Montfort's goals in this book are two-fold:
- Make a claim for the literary merit of a body of computer programs that have common characteristics.
- Produce a history for his formulation of "interactive fiction"
In this text, Montfort lays out his frame for defining interactive fiction (23):
- a text-accepting, text-generating computer program (parser based)
- a potential narrative, that is, a system that produces narrative during interaction
- a simulation of an environment or world
- a structure of rules within which an outcome is sought, also known as a game
Interactive fiction, then, in Montfort's estimate, is game with an active world, potential narrative, and by which language is the primary motivator of narrative progress. First Montfort examines the riddle as a primary ancestor of IF, in which "the literary and puzzling aspects of the form are hardly inherently antagonistic, but rather must work together for the effect of certain IF works to be achieved" (63). Following this, his third chapter offers a three-pronged history for the IF object:
- as a literary object (seen through the lens of literary machines--I-Ching, Cent mille milliard de poemes, Choose Your Own Adventure [Montfort doesn't explore this example, likely because he wants to insist on "literary" merit)
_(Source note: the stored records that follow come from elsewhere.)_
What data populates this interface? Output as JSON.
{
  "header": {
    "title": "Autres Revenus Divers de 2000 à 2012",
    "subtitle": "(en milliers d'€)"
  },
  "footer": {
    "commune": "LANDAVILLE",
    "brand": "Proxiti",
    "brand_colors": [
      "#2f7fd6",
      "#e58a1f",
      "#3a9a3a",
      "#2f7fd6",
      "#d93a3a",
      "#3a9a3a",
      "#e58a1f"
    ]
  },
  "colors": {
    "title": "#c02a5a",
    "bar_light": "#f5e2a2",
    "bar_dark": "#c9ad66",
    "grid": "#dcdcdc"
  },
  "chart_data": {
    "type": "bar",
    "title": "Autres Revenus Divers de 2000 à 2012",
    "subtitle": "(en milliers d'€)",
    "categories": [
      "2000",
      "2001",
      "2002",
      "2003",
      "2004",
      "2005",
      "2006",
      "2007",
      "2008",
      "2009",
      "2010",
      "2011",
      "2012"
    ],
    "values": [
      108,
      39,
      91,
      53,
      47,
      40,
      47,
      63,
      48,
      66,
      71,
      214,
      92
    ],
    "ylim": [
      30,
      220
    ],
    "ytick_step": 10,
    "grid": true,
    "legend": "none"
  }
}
- as a gamerly object (through the lens of D&D and early computer games)
- as a computational object (through the lens of MIT's early computer games and natural language processors--Spacewar!, chess automatons, ELIZA, SHRDLU)
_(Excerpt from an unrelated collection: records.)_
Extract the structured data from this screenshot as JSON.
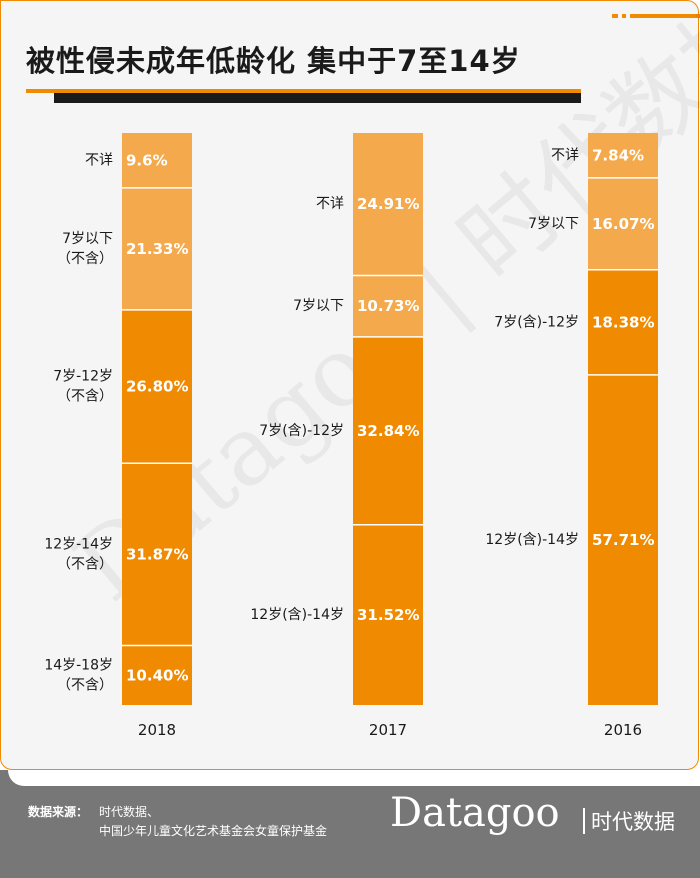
{
  "title": "被性侵未成年低龄化 集中于7至14岁",
  "watermark": "Datagoo | 时代数据",
  "footer": {
    "source_label": "数据来源：",
    "sources": [
      "时代数据、",
      "中国少年儿童文化艺术基金会女童保护基金"
    ]
  },
  "logo": {
    "word": "Datagoo",
    "cn": "时代数据"
  },
  "colors": {
    "frame_bg": "#f5f5f5",
    "accent": "#f08a00",
    "light": "#f4aa4c",
    "dark": "#1a1a1a",
    "footer_bg": "#777777"
  },
  "chart_data": {
    "type": "bar",
    "stacked": true,
    "percent": true,
    "ylim": [
      0,
      100
    ],
    "grid": false,
    "legend": "none",
    "bars": [
      {
        "year": "2018",
        "segments": [
          {
            "label": [
              "不详"
            ],
            "value": 9.6,
            "value_label": "9.6%",
            "tone": "light"
          },
          {
            "label": [
              "7岁以下",
              "（不含）"
            ],
            "value": 21.33,
            "value_label": "21.33%",
            "tone": "light"
          },
          {
            "label": [
              "7岁-12岁",
              "（不含）"
            ],
            "value": 26.8,
            "value_label": "26.80%",
            "tone": "dark"
          },
          {
            "label": [
              "12岁-14岁",
              "（不含）"
            ],
            "value": 31.87,
            "value_label": "31.87%",
            "tone": "dark"
          },
          {
            "label": [
              "14岁-18岁",
              "（不含）"
            ],
            "value": 10.4,
            "value_label": "10.40%",
            "tone": "dark"
          }
        ]
      },
      {
        "year": "2017",
        "segments": [
          {
            "label": [
              "不详"
            ],
            "value": 24.91,
            "value_label": "24.91%",
            "tone": "light"
          },
          {
            "label": [
              "7岁以下"
            ],
            "value": 10.73,
            "value_label": "10.73%",
            "tone": "light"
          },
          {
            "label": [
              "7岁(含)-12岁"
            ],
            "value": 32.84,
            "value_label": "32.84%",
            "tone": "dark"
          },
          {
            "label": [
              "12岁(含)-14岁"
            ],
            "value": 31.52,
            "value_label": "31.52%",
            "tone": "dark"
          }
        ]
      },
      {
        "year": "2016",
        "segments": [
          {
            "label": [
              "不详"
            ],
            "value": 7.84,
            "value_label": "7.84%",
            "tone": "light"
          },
          {
            "label": [
              "7岁以下"
            ],
            "value": 16.07,
            "value_label": "16.07%",
            "tone": "light"
          },
          {
            "label": [
              "7岁(含)-12岁"
            ],
            "value": 18.38,
            "value_label": "18.38%",
            "tone": "dark"
          },
          {
            "label": [
              "12岁(含)-14岁"
            ],
            "value": 57.71,
            "value_label": "57.71%",
            "tone": "dark"
          }
        ]
      }
    ]
  }
}
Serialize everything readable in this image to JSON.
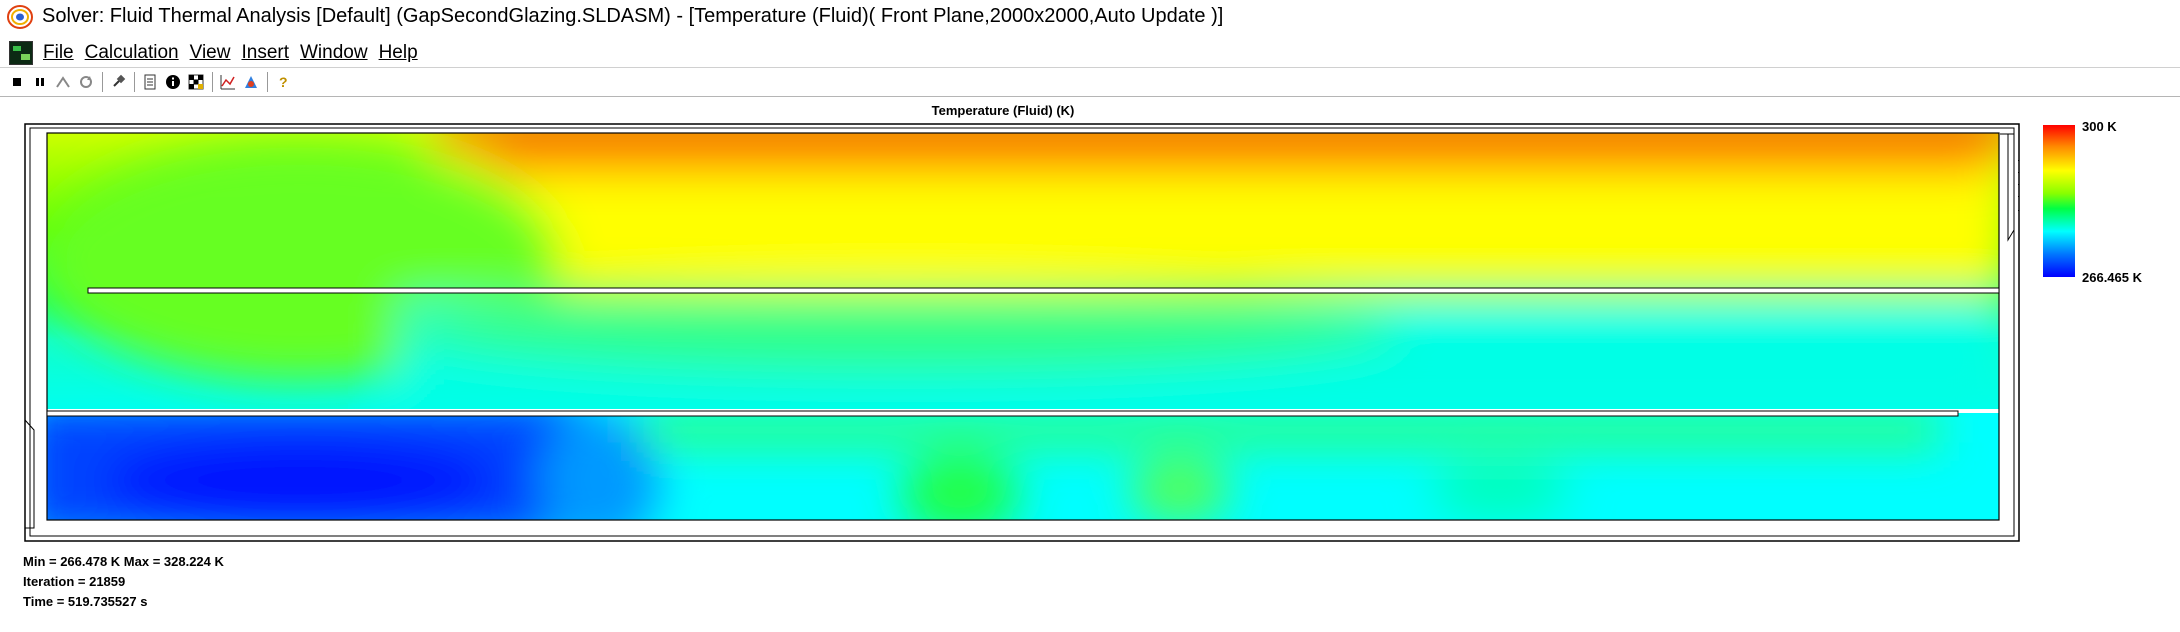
{
  "window": {
    "title": "Solver: Fluid Thermal Analysis [Default] (GapSecondGlazing.SLDASM) - [Temperature (Fluid)( Front Plane,2000x2000,Auto Update )]"
  },
  "menu": [
    {
      "label": "File"
    },
    {
      "label": "Calculation"
    },
    {
      "label": "View"
    },
    {
      "label": "Insert"
    },
    {
      "label": "Window"
    },
    {
      "label": "Help"
    }
  ],
  "toolbar": {
    "buttons": [
      "stop-icon",
      "pause-icon",
      "solve-icon",
      "refresh-icon",
      "pin-icon",
      "log-icon",
      "info-icon",
      "goals-icon",
      "plot-icon",
      "preview-icon",
      "help-icon"
    ]
  },
  "plot": {
    "title": "Temperature (Fluid) (K)"
  },
  "legend": {
    "max_label": "300 K",
    "min_label": "266.465 K",
    "colors": {
      "hot": "#ff0000",
      "warm": "#ffff00",
      "mid": "#00ff44",
      "cool": "#00ffff",
      "cold": "#0000ff"
    }
  },
  "stats": {
    "minmax": "Min = 266.478 K   Max = 328.224 K",
    "iteration": "Iteration = 21859",
    "time": "Time = 519.735527 s"
  }
}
After perusing the genealogy of IF, Montfort explores Adventure, the first proper piece of IF. The game was programmed and made available on ARPANet in 1976 by William Crowther. Crowther, an experienced caver, developed the game for his children following a divorce. In an bit of network collaboration now made infamous as part of the "official story" of Adventure, Don Woods found an instance of the game on ARPANet while working at the Stanford Artificial Intelligence Lab. Woods found Crowther via electronic mail, and used Crowther's source code to produce an expanded, less buggy version of the game. Important aspects of Adventure include:
- the game's collaborative origins
- text-based game interface
- "close reading" the adventure game
- discovery and exploration rather than speed and agility in gameplay
Zork, Infocom and the IF CommunityEdit
The following two chapters focus on a close reading of Zork, and then a chronological history of Infocom's work--basically several page summaries and critiques of individual or group works. Montfort does acknowledge the move toward image through the work of Sierra and other companies, but outrightly describes Infocom as "the most important American company" (169) and considers the only work comparable to what Infocom did to be done abroad. Montfort then pursues independent IF, exploring the now indy community of IF authors who have little market for their work (they are mostly organized through Usenet listservs). Montfort closes heralding the vibrancy of IF and electronic fiction in general, and his work is one among a body attempting to substantiate this work in academia.